Lee laissa sa phrase en suspens mais tout le monde savait à quoi il pensait. Sans le réacteur auxiliaire qui alimentait les systèmes de survie, ils seraient tous morts en quelques heures, Pour le moment – sauf panne – le vaisseau pouvait les faire vivre indéfiniment.

À la fin, naturellement, ils mourraient d’inanition ; ils venaient d’avoir la preuve dramatique que pêcher sa nourriture dans les mers d’Europe pourrait être fatal à leurs organismes terrestres.

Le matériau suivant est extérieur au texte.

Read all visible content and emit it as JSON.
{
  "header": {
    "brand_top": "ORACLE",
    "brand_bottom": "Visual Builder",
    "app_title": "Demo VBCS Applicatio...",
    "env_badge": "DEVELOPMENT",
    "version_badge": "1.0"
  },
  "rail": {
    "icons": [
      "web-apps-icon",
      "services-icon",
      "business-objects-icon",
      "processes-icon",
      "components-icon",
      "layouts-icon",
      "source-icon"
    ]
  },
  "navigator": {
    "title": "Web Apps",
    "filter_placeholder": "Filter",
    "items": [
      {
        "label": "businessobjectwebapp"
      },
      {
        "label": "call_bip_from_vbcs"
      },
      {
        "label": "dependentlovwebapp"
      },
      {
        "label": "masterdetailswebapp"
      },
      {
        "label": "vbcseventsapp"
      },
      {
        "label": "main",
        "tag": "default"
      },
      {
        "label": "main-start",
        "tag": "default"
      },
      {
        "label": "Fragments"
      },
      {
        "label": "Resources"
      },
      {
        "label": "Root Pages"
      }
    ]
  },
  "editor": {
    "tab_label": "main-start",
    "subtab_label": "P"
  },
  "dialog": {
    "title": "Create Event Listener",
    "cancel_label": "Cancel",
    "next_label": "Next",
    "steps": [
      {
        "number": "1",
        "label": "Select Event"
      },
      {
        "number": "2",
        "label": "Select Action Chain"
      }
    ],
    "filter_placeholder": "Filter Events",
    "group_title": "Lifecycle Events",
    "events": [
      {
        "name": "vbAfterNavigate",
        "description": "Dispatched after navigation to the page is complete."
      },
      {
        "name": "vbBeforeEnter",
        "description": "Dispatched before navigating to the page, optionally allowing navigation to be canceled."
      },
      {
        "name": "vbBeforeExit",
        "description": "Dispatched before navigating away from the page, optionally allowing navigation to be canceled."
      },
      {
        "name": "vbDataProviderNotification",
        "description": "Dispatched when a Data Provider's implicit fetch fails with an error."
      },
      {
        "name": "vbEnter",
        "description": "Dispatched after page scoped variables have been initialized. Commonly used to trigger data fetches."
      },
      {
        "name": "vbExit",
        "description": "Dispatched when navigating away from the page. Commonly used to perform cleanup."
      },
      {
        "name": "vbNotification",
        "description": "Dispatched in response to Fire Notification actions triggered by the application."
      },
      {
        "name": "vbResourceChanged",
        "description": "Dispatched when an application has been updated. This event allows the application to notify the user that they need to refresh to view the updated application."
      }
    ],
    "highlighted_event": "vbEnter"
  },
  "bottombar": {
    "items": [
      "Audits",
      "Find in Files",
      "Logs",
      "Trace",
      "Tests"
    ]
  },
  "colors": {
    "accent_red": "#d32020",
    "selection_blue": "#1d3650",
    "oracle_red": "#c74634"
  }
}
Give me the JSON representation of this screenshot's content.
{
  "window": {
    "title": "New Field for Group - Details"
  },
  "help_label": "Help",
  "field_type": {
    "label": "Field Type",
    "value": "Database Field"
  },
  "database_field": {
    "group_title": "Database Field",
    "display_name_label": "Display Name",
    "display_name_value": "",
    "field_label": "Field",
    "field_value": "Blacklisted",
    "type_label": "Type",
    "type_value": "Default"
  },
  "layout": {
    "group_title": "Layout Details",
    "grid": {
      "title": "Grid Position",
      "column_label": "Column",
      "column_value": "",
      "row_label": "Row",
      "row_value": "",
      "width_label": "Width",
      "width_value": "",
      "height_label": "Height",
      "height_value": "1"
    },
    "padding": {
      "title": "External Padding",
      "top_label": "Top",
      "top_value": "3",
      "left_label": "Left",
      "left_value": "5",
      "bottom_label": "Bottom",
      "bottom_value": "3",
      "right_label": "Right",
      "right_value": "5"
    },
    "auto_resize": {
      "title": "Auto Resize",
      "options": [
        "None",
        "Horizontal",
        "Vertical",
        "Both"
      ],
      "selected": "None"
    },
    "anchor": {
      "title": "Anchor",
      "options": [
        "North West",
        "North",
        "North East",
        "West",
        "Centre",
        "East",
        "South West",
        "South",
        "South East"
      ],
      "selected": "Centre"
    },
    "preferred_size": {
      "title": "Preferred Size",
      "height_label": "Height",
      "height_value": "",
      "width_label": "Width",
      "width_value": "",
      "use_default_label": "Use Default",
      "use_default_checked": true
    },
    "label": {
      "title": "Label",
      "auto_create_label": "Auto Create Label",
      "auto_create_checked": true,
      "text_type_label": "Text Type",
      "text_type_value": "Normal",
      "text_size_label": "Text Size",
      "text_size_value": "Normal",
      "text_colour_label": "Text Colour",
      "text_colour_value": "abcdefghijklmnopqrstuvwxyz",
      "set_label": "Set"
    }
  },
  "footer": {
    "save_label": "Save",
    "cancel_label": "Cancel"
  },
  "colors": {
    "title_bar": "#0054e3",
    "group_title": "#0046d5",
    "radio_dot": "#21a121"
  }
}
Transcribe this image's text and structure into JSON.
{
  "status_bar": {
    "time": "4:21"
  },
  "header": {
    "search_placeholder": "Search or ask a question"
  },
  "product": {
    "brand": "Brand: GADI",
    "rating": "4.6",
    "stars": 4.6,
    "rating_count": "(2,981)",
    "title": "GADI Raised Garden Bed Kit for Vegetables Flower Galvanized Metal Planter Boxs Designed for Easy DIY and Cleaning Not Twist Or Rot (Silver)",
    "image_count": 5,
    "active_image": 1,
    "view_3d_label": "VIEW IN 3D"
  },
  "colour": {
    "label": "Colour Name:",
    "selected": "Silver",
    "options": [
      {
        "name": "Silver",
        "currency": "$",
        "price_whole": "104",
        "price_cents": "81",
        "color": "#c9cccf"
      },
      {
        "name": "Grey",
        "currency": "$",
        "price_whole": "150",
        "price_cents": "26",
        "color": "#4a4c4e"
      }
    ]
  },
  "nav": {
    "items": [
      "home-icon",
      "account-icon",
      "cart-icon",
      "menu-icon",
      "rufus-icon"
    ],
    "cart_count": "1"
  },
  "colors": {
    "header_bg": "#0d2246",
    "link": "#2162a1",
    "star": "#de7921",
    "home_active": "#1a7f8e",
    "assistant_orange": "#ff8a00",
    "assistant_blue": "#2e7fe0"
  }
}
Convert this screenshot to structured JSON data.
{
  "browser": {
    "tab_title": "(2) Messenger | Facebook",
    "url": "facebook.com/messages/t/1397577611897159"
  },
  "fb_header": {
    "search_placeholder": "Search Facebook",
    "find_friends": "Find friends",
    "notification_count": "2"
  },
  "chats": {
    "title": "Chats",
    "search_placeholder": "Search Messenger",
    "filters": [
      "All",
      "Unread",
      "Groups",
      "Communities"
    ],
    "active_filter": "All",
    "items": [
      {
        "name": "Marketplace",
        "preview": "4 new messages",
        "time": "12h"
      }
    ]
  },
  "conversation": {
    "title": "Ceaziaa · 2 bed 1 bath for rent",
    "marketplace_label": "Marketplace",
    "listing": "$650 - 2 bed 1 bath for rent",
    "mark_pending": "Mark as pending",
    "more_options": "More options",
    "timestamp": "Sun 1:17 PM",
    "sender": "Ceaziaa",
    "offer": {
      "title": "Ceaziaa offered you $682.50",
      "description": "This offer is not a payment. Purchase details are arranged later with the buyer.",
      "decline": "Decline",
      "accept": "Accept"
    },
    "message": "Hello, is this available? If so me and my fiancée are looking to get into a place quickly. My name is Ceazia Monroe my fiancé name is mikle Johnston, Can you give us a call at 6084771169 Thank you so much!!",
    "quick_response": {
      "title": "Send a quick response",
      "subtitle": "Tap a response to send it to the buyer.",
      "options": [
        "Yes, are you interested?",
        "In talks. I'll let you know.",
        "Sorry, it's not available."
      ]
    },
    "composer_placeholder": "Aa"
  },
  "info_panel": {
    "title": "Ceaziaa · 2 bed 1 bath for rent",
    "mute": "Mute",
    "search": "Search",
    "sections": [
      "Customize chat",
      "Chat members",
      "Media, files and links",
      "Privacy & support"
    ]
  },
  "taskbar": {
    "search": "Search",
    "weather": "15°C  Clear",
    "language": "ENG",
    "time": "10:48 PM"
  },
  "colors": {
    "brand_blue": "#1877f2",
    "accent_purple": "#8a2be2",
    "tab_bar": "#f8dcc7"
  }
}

Ils avaient au moins pu entrer en contact avec Ganymède, donc toute la race humaine était au courant de leur drame. Les plus grands cerveaux du système solaire allaient tenter de les secourir. S’ils n’y parvenaient pas, les passagers et l’équipage de Galaxy auraient la consolation de mourir sous les projecteurs aveuglants des médias.